Visual Studio Code リモート開発 / GitHub Codespaces 拡張機能によるリモートコンピューター接続の章でも説明した内容に関わりますが、拡張機能には VS Code にインストールされるものと、VS Code Server にインストールされるものがあり、今回の場合では、VS Code でインストールされているが VS Code Server にインストールされていません。
警告を読むと、GitHub Copilot 拡張機能はリモート拡張ホストで実行されるため無効になっているようです。

GitHub Copilot を有効化する方法①:VS Code 上で Copilot のインストールボタンを押す
有効にするためには簡単で、「Install in Codespaces: potenti...」の青色ボタンを押すだけです。この青色ボタンを押すことで、VS Code Server に GitHub Copilot の拡張機能がインストールされ、利用できるようになります。

すると Codespaces 側に GitHub Copilot 拡張機能がインストールされるので、無事使えるようになります。

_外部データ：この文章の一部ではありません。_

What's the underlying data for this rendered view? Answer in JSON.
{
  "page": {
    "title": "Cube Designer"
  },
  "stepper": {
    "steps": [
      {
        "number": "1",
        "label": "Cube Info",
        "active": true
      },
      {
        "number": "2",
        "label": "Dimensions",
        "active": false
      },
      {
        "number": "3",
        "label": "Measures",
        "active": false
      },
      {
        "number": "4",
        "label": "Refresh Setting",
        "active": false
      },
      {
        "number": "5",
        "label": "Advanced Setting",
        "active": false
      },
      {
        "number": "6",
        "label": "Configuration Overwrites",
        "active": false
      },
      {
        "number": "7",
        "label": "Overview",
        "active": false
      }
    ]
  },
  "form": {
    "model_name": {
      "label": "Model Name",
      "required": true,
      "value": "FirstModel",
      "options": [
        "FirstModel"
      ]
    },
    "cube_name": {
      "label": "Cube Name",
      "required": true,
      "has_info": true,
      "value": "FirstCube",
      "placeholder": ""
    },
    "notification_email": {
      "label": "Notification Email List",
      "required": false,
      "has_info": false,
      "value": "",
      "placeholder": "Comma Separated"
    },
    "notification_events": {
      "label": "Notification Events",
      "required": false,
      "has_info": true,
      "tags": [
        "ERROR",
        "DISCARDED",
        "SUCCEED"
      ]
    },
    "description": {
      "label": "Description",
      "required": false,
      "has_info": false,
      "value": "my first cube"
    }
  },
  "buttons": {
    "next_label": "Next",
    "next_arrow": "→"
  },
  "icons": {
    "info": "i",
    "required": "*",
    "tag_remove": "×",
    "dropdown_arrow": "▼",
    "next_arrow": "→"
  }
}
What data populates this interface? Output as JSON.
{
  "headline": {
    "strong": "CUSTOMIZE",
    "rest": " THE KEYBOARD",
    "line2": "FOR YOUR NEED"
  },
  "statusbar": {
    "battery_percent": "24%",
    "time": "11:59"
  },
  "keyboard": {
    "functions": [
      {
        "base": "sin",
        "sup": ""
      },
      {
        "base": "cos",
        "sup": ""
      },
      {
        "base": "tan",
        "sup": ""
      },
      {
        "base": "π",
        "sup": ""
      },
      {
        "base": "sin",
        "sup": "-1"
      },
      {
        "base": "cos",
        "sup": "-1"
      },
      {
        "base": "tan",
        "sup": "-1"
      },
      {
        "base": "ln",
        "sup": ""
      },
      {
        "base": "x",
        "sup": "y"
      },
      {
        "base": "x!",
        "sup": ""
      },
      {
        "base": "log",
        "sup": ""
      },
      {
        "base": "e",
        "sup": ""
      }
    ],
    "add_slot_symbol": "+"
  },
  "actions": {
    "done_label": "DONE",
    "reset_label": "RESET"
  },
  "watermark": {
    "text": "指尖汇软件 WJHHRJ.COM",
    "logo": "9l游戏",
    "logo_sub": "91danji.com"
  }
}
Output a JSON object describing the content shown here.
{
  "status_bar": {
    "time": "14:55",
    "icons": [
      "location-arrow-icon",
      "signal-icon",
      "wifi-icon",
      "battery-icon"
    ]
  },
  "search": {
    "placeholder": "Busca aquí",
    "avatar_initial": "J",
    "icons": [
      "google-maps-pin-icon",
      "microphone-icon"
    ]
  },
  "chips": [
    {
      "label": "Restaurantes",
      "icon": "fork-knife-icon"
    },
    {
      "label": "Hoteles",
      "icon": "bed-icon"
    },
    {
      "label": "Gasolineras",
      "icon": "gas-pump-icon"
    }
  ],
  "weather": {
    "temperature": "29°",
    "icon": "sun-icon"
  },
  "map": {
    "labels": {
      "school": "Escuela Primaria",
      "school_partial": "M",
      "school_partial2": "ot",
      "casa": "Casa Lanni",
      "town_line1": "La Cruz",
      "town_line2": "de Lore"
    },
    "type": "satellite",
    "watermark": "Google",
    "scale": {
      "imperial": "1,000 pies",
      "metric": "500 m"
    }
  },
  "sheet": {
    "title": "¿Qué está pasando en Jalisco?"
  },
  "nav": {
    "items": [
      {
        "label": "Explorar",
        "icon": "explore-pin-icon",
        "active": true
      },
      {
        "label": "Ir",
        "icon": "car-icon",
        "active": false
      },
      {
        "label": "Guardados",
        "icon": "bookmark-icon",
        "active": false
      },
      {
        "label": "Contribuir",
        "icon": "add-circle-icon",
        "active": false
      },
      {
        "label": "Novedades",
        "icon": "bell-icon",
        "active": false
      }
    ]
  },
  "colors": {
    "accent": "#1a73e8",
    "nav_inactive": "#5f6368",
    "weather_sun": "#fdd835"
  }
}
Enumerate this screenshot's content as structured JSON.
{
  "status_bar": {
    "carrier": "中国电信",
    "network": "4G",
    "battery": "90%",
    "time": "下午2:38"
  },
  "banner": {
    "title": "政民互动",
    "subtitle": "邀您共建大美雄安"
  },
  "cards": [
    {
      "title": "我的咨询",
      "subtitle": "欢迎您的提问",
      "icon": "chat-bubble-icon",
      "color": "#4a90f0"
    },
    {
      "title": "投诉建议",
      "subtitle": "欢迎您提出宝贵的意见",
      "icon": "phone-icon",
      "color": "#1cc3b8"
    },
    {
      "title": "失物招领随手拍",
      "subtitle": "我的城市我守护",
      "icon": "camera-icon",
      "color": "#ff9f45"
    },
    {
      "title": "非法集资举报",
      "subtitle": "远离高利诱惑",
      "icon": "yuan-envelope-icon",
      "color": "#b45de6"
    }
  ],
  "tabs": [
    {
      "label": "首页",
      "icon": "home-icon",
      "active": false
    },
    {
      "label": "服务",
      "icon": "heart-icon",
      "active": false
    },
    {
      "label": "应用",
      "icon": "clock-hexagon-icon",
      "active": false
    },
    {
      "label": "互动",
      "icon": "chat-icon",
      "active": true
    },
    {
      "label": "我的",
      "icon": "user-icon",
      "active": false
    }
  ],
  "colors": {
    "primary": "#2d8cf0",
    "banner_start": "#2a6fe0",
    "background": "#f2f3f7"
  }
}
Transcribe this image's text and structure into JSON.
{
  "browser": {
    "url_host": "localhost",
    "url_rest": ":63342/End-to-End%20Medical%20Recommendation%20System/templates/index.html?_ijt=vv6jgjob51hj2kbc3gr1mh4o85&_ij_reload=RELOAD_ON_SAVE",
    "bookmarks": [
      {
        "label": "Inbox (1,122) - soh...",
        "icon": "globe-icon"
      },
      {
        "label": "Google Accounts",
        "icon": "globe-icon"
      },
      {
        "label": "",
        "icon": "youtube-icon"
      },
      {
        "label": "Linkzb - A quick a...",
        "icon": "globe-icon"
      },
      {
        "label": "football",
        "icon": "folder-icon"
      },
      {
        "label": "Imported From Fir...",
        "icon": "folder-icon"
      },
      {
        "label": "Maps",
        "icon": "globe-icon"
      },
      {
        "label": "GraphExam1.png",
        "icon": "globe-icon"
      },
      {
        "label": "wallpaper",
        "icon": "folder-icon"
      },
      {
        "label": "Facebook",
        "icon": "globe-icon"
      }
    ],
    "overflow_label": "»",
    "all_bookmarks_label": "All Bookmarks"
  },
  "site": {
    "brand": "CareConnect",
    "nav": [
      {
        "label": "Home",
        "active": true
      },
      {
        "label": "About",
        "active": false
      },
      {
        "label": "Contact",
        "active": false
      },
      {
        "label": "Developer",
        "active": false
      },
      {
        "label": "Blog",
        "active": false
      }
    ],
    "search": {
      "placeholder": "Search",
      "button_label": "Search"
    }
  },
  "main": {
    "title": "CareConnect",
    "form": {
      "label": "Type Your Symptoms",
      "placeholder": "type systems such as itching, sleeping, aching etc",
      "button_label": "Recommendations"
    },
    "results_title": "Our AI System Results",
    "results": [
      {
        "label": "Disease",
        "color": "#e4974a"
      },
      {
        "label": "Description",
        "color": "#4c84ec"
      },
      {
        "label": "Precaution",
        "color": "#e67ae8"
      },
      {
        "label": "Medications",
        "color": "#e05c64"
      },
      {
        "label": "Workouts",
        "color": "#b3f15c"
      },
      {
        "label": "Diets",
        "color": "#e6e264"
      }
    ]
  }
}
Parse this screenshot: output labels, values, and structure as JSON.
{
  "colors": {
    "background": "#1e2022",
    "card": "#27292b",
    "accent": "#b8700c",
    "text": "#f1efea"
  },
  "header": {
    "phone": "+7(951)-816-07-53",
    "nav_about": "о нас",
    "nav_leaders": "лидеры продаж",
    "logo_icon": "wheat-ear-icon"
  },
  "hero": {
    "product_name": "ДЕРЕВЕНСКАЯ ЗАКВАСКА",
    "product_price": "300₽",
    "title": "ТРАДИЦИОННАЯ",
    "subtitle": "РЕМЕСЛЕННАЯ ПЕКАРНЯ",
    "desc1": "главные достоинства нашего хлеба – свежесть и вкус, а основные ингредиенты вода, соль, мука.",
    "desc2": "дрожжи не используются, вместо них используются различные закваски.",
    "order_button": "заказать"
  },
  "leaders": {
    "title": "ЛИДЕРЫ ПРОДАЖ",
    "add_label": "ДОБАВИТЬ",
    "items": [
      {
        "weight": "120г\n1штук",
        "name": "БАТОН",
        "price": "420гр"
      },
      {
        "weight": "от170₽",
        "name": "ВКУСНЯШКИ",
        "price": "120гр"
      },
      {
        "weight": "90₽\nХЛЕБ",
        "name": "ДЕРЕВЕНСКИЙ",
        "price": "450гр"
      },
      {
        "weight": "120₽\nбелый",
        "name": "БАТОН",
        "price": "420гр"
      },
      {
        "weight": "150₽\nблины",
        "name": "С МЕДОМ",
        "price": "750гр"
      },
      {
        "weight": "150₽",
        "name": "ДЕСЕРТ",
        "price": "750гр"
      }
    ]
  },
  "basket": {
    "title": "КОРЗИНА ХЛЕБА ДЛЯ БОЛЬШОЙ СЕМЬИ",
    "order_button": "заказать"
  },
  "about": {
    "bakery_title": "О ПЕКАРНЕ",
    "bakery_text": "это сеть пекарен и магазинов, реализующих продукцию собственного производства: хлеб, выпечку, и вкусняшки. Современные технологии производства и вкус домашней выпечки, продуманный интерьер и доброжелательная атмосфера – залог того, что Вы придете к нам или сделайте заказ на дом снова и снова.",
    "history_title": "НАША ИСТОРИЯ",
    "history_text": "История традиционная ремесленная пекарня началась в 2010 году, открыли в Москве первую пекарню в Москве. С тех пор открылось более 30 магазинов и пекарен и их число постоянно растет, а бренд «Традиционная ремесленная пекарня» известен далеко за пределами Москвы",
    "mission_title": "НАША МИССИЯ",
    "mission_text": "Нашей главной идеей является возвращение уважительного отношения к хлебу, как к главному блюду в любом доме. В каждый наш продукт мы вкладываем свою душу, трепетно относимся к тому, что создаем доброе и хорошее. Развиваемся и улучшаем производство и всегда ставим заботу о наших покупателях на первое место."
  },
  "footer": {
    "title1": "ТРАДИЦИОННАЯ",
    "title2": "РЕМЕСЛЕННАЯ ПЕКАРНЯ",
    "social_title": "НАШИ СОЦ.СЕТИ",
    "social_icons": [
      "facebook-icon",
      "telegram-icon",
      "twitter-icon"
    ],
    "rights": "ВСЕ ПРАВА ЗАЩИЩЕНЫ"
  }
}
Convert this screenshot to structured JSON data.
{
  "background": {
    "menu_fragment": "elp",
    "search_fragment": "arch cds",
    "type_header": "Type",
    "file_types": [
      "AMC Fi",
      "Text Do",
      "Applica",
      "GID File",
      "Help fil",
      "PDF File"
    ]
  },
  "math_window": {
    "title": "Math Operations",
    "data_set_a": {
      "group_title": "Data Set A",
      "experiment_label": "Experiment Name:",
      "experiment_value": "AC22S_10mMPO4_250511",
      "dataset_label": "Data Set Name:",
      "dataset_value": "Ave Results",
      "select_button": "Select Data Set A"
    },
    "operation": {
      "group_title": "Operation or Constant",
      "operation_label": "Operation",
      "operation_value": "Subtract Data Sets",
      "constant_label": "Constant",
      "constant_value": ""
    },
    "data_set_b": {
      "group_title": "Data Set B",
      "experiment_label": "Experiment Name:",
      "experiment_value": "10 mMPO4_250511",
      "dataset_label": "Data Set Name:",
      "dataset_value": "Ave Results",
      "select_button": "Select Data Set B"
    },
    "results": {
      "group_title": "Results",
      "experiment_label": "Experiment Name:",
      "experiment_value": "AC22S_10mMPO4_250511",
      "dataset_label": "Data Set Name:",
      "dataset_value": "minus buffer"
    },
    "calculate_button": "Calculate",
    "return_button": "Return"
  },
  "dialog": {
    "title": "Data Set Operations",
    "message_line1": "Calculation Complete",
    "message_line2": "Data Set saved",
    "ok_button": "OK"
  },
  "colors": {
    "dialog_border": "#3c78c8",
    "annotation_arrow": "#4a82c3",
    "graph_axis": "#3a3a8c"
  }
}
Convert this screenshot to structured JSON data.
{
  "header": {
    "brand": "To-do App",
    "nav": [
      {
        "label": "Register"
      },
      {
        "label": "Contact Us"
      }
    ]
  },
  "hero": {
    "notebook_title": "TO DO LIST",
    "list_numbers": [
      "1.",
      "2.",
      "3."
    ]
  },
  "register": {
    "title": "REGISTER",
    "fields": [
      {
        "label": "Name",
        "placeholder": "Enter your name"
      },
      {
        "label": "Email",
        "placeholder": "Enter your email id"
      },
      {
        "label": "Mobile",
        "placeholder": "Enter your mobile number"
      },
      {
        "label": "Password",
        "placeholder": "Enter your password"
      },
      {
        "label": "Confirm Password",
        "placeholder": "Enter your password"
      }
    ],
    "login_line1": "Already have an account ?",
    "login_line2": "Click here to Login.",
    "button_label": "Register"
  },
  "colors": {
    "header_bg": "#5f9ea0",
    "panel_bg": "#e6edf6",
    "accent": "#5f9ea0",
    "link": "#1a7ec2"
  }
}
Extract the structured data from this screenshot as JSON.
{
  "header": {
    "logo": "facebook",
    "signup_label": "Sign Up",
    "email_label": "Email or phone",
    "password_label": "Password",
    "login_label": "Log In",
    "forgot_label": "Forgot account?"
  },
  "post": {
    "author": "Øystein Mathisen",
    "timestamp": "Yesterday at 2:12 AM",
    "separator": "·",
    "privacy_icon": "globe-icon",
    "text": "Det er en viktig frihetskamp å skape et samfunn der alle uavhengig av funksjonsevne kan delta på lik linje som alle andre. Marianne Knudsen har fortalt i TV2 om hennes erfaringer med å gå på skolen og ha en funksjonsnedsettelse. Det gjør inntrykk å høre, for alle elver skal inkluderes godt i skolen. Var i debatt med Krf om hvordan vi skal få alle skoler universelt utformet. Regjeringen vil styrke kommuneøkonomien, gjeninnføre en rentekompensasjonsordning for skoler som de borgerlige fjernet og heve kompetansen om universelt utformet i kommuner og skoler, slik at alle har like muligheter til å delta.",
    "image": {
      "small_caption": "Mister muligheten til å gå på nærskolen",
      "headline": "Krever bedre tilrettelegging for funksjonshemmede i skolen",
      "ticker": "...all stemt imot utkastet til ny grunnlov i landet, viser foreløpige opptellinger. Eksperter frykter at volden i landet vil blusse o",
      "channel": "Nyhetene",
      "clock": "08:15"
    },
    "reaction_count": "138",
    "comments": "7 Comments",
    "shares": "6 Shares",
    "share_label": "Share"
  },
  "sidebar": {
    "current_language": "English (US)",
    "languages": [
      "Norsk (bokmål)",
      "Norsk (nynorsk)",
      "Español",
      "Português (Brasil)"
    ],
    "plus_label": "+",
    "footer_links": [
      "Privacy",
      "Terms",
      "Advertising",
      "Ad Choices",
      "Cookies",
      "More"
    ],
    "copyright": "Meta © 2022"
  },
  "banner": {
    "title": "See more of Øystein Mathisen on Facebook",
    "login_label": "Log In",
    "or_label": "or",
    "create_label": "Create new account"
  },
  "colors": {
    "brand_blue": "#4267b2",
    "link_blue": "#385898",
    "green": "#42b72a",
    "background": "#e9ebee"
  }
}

GitHub Copilot を有効化する方法②:構成ファイルを設定する
以下の構成ファイルでは、VS Code の拡張機能として GitHub Copilot と GitHub Copilot Chat をインストールしています。指定方法は簡単で、customizations.vscode.extensions で GitHub.copilot を指定するだけです。この構成ファイルをもとに codespace 環境を立ち上げると自動的に GitHub Copilot が有効化されています。
{
"name": "Python 3",
"image": "mcr.microsoft.com/devcontainers/python:1-3.12-bullseye",
"features": {},
"customizations": {
"vscode": {
"extensions": [
"GitHub.copilot",
"GitHub.copilot-chat"
]
}
}
}
上記の .devcontainer.json では、Dockerfile の代わりに image を指定しています。
おわりに
この記事では、GitHub Codespaces の説明、開発コンテナーの説明、拡張機能の説明をしてから、GitHub Codespaces で GitHub Copilot を使えるようにする方法について解説しました。VS Code と VS Code Server の区別の観点から、なぜ GitHub Copilot がデフォルトで有効化されていない場合があるのかを理解することができました。